Location
- Moulvibazar Bangladesh 24°29′32″N 91°46′24″E﻿ / ﻿24.4921°N 91.7732°E

Information
- Former name: Ali Amjad Jubilee Girls' High School
- Type: Public secondary school
- Established: 1932
- School board: Board of Intermediate and Secondary Education, Sylhet
- Grades: 6-10
- Gender: Girls
- Enrollment: 1,100
- Campus size: 2.07 acres (0.84 ha)
- Website: aliamzadgghsmb.edu.bd

= Ali Amjad Government Girls' High School =

Ali Amjad Government Girls' High School (আলী আমজাদ সরকারী বালিকা উচ্চ বিদ্যালয়) is a public secondary school in Moulvibazar, Bangladesh. Founded in 1932 as the private Ali Amjad Jubilee Girls' High School, it was provincialised in 1968. As of the 2021-2022 school year, it had an enrollment of 1,100 girls in grades 6 through 10.

==History==
The descendants of Ali Amjad Khan donated 0.84 acres for the school.

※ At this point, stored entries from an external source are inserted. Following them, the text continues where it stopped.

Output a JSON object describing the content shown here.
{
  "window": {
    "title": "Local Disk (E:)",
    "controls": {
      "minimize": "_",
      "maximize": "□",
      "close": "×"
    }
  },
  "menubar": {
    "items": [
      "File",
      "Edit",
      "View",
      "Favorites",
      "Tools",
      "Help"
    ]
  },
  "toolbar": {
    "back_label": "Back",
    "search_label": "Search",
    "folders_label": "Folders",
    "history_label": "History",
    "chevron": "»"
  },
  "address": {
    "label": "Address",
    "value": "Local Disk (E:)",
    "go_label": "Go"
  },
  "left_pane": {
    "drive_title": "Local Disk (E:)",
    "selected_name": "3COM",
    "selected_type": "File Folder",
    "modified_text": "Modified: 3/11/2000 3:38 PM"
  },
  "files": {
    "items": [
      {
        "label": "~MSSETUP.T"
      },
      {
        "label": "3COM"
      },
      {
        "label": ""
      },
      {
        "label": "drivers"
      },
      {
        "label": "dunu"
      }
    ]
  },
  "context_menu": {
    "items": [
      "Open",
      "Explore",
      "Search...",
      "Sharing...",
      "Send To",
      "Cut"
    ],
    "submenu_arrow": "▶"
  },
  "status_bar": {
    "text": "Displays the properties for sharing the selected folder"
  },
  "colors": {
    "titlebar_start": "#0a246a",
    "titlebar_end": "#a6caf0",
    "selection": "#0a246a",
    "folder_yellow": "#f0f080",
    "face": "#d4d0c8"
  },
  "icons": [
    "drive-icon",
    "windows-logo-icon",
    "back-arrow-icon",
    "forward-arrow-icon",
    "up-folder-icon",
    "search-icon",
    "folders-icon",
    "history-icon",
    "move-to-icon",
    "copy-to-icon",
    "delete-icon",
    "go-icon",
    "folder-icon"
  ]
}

It was founded in 1932 as the private Ali Amjad Jubilee Girls' High School.

When the school outgrew its original site, other philanthropists donated an additional 1.23 acres, which became the school's new campus. In 1962, the school opened the Al-Haj Keramat Ali Girls' Hostel.

The school was provincialised in 1968. At the time, the expenditure of 350,000 Pakistani rupees ($73,500 in 1968) was approved for new construction, but two years later ground had yet to be broken. The Pakistan Observer reported that the hostel was in a "very deplorable condition". The headmistress was residing in a room of the science building because of the dilapidated state of her official accommodation. Classroom space was so limited that many pupils had to be turned away. The school also suffered from a teacher shortage for several years after provincialisation. In February 1971, one-third of its teaching positions were unfilled.

During the Bangladesh Liberation War, the school was used as a Pakistan Army camp.

All activities of the school were transferred to the new campus in 1980. Four years later, the Manu River flooded, destroying many of the library's books.

==Academics==
As of the 2021-2022 school year, it had an enrollment of 1,100 girls in grades 6 through 10. It operates under the Board of Intermediate and Secondary Education, Sylhet.

==Campus==
The school's 2.07 acre campus is south of the Manu River, on Girls School Rd in Moulvibazar, a district headquarters in Bangladesh. The school has three two-story academic buildings and an administrative building.